When a teenager says they felt singled out or treated unfairly, resist the instinct to minimise the experience. These moments matter, even if they seem small. It is vital to validate their experience without reinforcing a sense of victimhood. We do this by helping young people understand what is happening without internalising it as a reflection of their worth.

Creating spaces for them to gather is an issue I keep returning to. Sometimes, the most practical thing a parent can do is make their home a place where teenagers feel welcome to spend time with friends, without excessive scrutiny or judgement. 

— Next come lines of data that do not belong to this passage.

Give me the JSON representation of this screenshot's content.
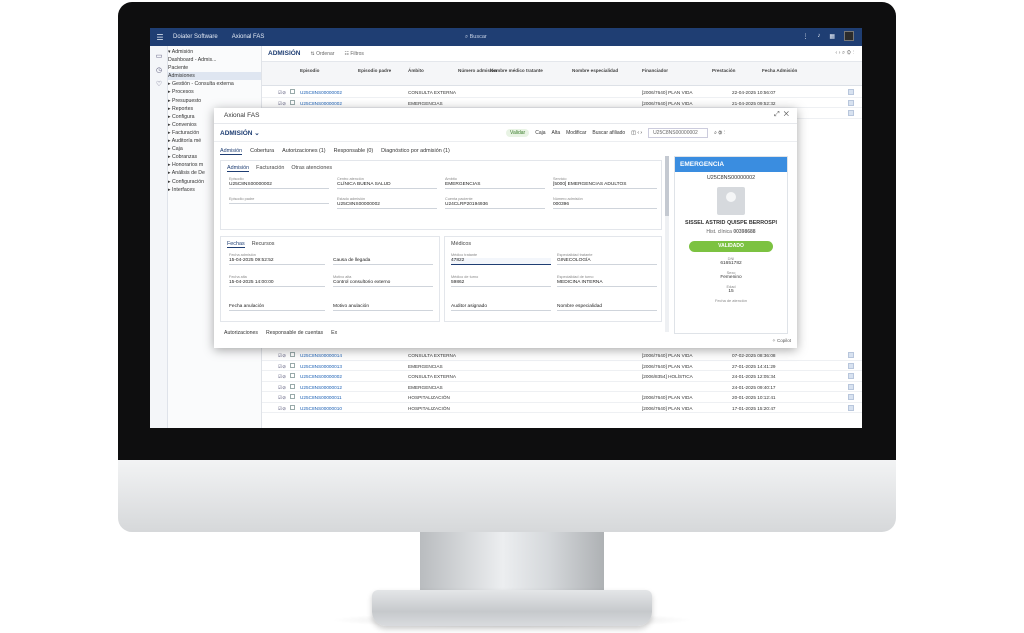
{
  "topbar": {
    "brand": "Doiater Software",
    "app": "Axional FAS",
    "search_placeholder": "Buscar",
    "menu_icon": "menu-icon"
  },
  "tree": {
    "items": [
      {
        "label": "▾ Admisión"
      },
      {
        "label": "   Dashboard - Admis..."
      },
      {
        "label": "   Paciente"
      },
      {
        "label": "   Admisiones"
      },
      {
        "label": "▸ Gestión - Consulta externa"
      },
      {
        "label": "▸ Procesos"
      },
      {
        "label": "▸ Presupuesto"
      },
      {
        "label": "▸ Reportes"
      },
      {
        "label": "▸ Configura"
      },
      {
        "label": "▸ Convenios"
      },
      {
        "label": "▸ Facturación"
      },
      {
        "label": "▸ Auditoría mé"
      },
      {
        "label": "▸ Caja"
      },
      {
        "label": "▸ Cobranzas"
      },
      {
        "label": "▸ Honorarios m"
      },
      {
        "label": "▸ Análisis de De"
      },
      {
        "label": "▸ Configuración"
      },
      {
        "label": "▸ Interfaces"
      }
    ]
  },
  "content": {
    "title": "ADMISIÓN",
    "order_label": "Ordenar",
    "filter_label": "Filtros"
  },
  "grid": {
    "headers": [
      "Episodio",
      "Episodio padre",
      "Ámbito",
      "Número admisión",
      "Nombre médico tratante",
      "Nombre especialidad",
      "Financiador",
      "Prestación",
      "Fecha Admisión"
    ],
    "rows_top": [
      {
        "ep": "U25C8NS00000002",
        "amb": "CONSULTA EXTERNA",
        "fin": "[2006/7640] PLAN VIDA",
        "dt": "22-04-2025 10:56:07"
      },
      {
        "ep": "U25C8NS00000002",
        "amb": "EMERGENCIAS",
        "fin": "[2006/7640] PLAN VIDA",
        "dt": "21-04-2025 09:52:32"
      },
      {
        "ep": "U25C8NS00000002",
        "amb": "EMERGENCIAS",
        "fin": "[2006/7640] PLAN VIDA",
        "dt": "17-04-2025 12:55:09"
      }
    ],
    "rows_bottom": [
      {
        "ep": "U25C8NS00000014",
        "amb": "CONSULTA EXTERNA",
        "med": "",
        "fin": "[2006/7640] PLAN VIDA",
        "dt": "07-02-2025 08:36:08"
      },
      {
        "ep": "U25C8NS00000013",
        "amb": "EMERGENCIAS",
        "med": "",
        "fin": "[2006/7640] PLAN VIDA",
        "dt": "27-01-2025 14:41:29"
      },
      {
        "ep": "U25C8NS00000002",
        "amb": "CONSULTA EXTERNA",
        "med": "",
        "fin": "[2006/8354] HOLÍSTICA",
        "dt": "24-01-2025 12:05:34"
      },
      {
        "ep": "U25C8NS00000012",
        "amb": "EMERGENCIAS",
        "med": "",
        "fin": "",
        "dt": "24-01-2025 09:40:17"
      },
      {
        "ep": "U25C8NS00000011",
        "amb": "HOSPITALIZACIÓN",
        "med": "",
        "fin": "[2006/7640] PLAN VIDA",
        "dt": "20-01-2025 10:12:41"
      },
      {
        "ep": "U25C8NS00000010",
        "amb": "HOSPITALIZACIÓN",
        "med": "",
        "fin": "[2006/7640] PLAN VIDA",
        "dt": "17-01-2025 15:20:47"
      }
    ]
  },
  "modal": {
    "title": "Axional FAS",
    "section": "ADMISIÓN",
    "actions": [
      "Validar",
      "Caja",
      "Alta",
      "Modificar",
      "Buscar afiliado"
    ],
    "episode_box": "U25C8NS00000002",
    "tabs": [
      "Admisión",
      "Cobertura",
      "Autorizaciones (1)",
      "Responsable (0)",
      "Diagnóstico por admisión (1)"
    ],
    "subtabs": [
      "Admisión",
      "Facturación",
      "Otras atenciones"
    ],
    "fields": {
      "episodio": {
        "label": "Episodio",
        "value": "U25C8NS00000002"
      },
      "centro": {
        "label": "Centro atención",
        "value": "CLÍNICA BUENA SALUD"
      },
      "ambito": {
        "label": "Ámbito",
        "value": "EMERGENCIAS"
      },
      "servicio": {
        "label": "Servicio",
        "value": "[5000] EMERGENCIAS ADULTOS"
      },
      "padre": {
        "label": "Episodio padre",
        "value": "U25C8NS00000002"
      },
      "estado": {
        "label": "Estado admisión",
        "value": ""
      },
      "cuenta": {
        "label": "Cuenta paciente",
        "value": "U24CLRP20194936"
      },
      "numadm": {
        "label": "Número admisión",
        "value": "000396"
      }
    },
    "fechas_tabs": [
      "Fechas",
      "Recursos"
    ],
    "fechas": {
      "f1": {
        "label": "Fecha admisión",
        "value": "15-04-2025 09:52:52"
      },
      "f2": {
        "label": "Fecha alta",
        "value": "15-04-2025 14:00:00"
      },
      "f3": {
        "label": "",
        "value": "Fecha anulación"
      },
      "r1": {
        "label": "",
        "value": "Causa de llegada"
      },
      "r2": {
        "label": "Motivo alta",
        "value": "Control consultorio externo"
      },
      "r3": {
        "label": "",
        "value": "Motivo anulación"
      }
    },
    "medicos_title": "Médicos",
    "medicos": {
      "m1": {
        "label": "Médico tratante",
        "value": "47822"
      },
      "m2": {
        "label": "Especialidad tratante",
        "value": "GINECOLOGÍA"
      },
      "m3": {
        "label": "Médico de turno",
        "value": "59862"
      },
      "m4": {
        "label": "Especialidad de turno",
        "value": "MEDICINA INTERNA"
      },
      "m5": {
        "label": "",
        "value": "Auditor asignado"
      },
      "m6": {
        "label": "",
        "value": "Nombre especialidad"
      }
    },
    "bottom_tabs": [
      "Autorizaciones",
      "Responsable de cuentas",
      "Ex"
    ],
    "copilot": "Copilot"
  },
  "card": {
    "header": "EMERGENCIA",
    "code": "U25C8NS00000002",
    "name": "SISSEL ASTRID QUISPE BERROSPI",
    "hist_label": "Hist. clínica",
    "hist_value": "00398688",
    "valid": "VALIDADO",
    "dni_label": "DNI",
    "dni": "61651782",
    "sexo_label": "Sexo",
    "sexo": "Femenino",
    "edad_label": "Edad",
    "edad": "15",
    "fecha_label": "Fecha de atención",
    "accent": "#3a8de0",
    "valid_color": "#7cc241"
  }
}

And perhaps, most importantly, reflect on our own reactions. That moment I had on the street with the three boys on e-scooters reminded me that the attitudes we challenge in society can still exist subtly within us.

It is crucial to be cognisant of our own internal biases and assumptions and challenge them. We have to catch ourselves if we pre-emptively make negative judgements about teenagers and validate the concerns of our own children who report feelings of discrimination in their lives.

Validating teenagers’ experiences of discrimination is about fairness and about ensuring that an entire generation is not defined by a minority’s actions and our bias.

Most teenagers are not causing trouble. They are navigating a complicated world, trying to find a place where they are welcomed and belong. The question we, as adults, need to ask is whether we are doing enough to make that place of belonging easier to find, or whether we are subtly pushing it further out of reach?